Wirksamen Korrosionsschutz gewährleistet das Beschichten der Stahloberfläche mit Gemischen aus Zink, Magnesium und Aluminium. Derart behandelte Bleche lassen sich auch beispielsweise beim Tiefziehen leichter verarbeiten. Das Gewichtsproblem lösen unterschiedliche Stahlsorten. Die Hersteller der Stahlbleche liefern ihr Material zu unterschiedlicher Dicke gewalzt und zu sogenannten “Coils” aufgerollt an. Das sind riesige Rollen, zu denen die Bleche gewickelt sind. Je nach künftigem Einsatzort in der Autokarosserie betragen die Stärken zwischen 0,6 und drei Millimeter.
Die unterschiedlichen Eigenschaften einzelner Stahlbleche entstehen durch variable Anteile an Kohlenstoff (zwischen 0,01 und 2,06 Prozent) oder durch sogenannte “Mikrolegierungen”. Diese mikrolegierte Stähle teilen sich in “hochfesten” und “höchstfesten” und “ultrahochfesten” Stählen ein.
Durch geringe Beimengungen des Halbmetalls Bor, des Schwermetalls Niob, oder der sogenannten “Übergangsmetalle” Titan oder Vanadium, lässt sichdie Zug- und Druckfestigkeit von Stahl um bis zum Vierfachen steigern. So weist ein ultrahochfestes Stahlblech mit 0,5 Millimeter Stärke bei einem Viertel Gewicht die gleiche Festigkeit und Stabilität wie ein zwei Millimeter starkes konventionelles Stahlblech auf.
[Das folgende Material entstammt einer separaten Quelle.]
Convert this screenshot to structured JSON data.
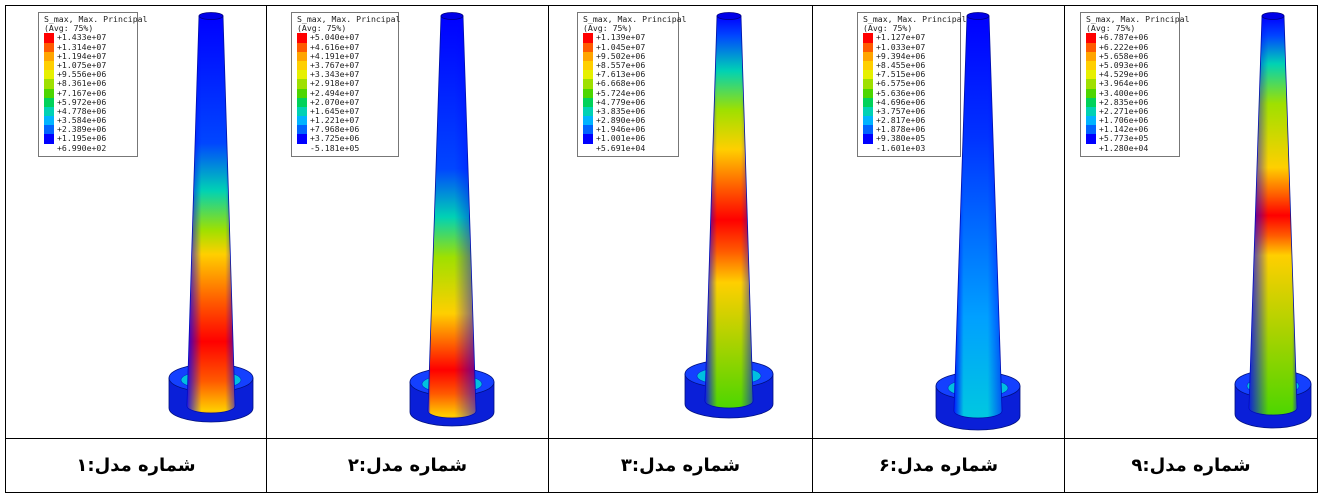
{
  "colormap": [
    "#ff0000",
    "#ff5a00",
    "#ffa500",
    "#ffcf00",
    "#e6f000",
    "#9fe000",
    "#4dd600",
    "#00d25a",
    "#00d2b4",
    "#00b4ff",
    "#0064ff",
    "#0000ff"
  ],
  "panels": [
    {
      "legend_title": "S_max, Max. Principal",
      "legend_avg": "(Avg: 75%)",
      "legend_values": [
        "+1.433e+07",
        "+1.314e+07",
        "+1.194e+07",
        "+1.075e+07",
        "+9.556e+06",
        "+8.361e+06",
        "+7.167e+06",
        "+5.972e+06",
        "+4.778e+06",
        "+3.584e+06",
        "+2.389e+06",
        "+1.195e+06",
        "+6.990e+02"
      ],
      "caption": "شماره مدل:۱"
    },
    {
      "legend_title": "S_max, Max. Principal",
      "legend_avg": "(Avg: 75%)",
      "legend_values": [
        "+5.040e+07",
        "+4.616e+07",
        "+4.191e+07",
        "+3.767e+07",
        "+3.343e+07",
        "+2.918e+07",
        "+2.494e+07",
        "+2.070e+07",
        "+1.645e+07",
        "+1.221e+07",
        "+7.968e+06",
        "+3.725e+06",
        "-5.181e+05"
      ],
      "caption": "شماره مدل:۲"
    },
    {
      "legend_title": "S_max, Max. Principal",
      "legend_avg": "(Avg: 75%)",
      "legend_values": [
        "+1.139e+07",
        "+1.045e+07",
        "+9.502e+06",
        "+8.557e+06",
        "+7.613e+06",
        "+6.668e+06",
        "+5.724e+06",
        "+4.779e+06",
        "+3.835e+06",
        "+2.890e+06",
        "+1.946e+06",
        "+1.001e+06",
        "+5.691e+04"
      ],
      "caption": "شماره مدل:۳"
    },
    {
      "legend_title": "S_max, Max. Principal",
      "legend_avg": "(Avg: 75%)",
      "legend_values": [
        "+1.127e+07",
        "+1.033e+07",
        "+9.394e+06",
        "+8.455e+06",
        "+7.515e+06",
        "+6.575e+06",
        "+5.636e+06",
        "+4.696e+06",
        "+3.757e+06",
        "+2.817e+06",
        "+1.878e+06",
        "+9.380e+05",
        "-1.601e+03"
      ],
      "caption": "شماره مدل:۶"
    },
    {
      "legend_title": "S_max, Max. Principal",
      "legend_avg": "(Avg: 75%)",
      "legend_values": [
        "+6.787e+06",
        "+6.222e+06",
        "+5.658e+06",
        "+5.093e+06",
        "+4.529e+06",
        "+3.964e+06",
        "+3.400e+06",
        "+2.835e+06",
        "+2.271e+06",
        "+1.706e+06",
        "+1.142e+06",
        "+5.773e+05",
        "+1.280e+04"
      ],
      "caption": "شماره مدل:۹"
    }
  ]
}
Diese Vielfalt beim Stahl ermöglicht den Entwicklern, jeder Zone der Karosserie optimale Eigenschaften zu verleihen. So kommen die ultrahochfesten Stähle dort zum Einsatz, wo bei einem Aufprall besonders hohe Kräfte auf die Fahrgastzelle auftreten. Die wichtigste Aufgabe der Fahrgastzelle ist dabei, ihr Volumen zum Schutz der Passagiere unter allen Umständen aufrecht zu erhalten.
Das heißt, weder die Säulen, noch die Querträger im Fahrzeugboden oder hinter dem Armaturenträger dürfen nachgeben. Andere Karosserie-Elemente im Bereich der Verformungszonen im Front und Heckbereich müssen dagegen extra “weich” und nachgiebig sein, um während der Verformung beim Aufprall so viel Energie wie möglich zu verzehren.
Die immer weiter voranschreitende Diversifizierung beim Werkstoff Stahl gewährleistet, dass Karosserie-Ingenieure bei Ford in Köln und sämtliche Kollegen rund um den Globus noch viele Modellgenerationen aus Stahlblech entwickeln werden.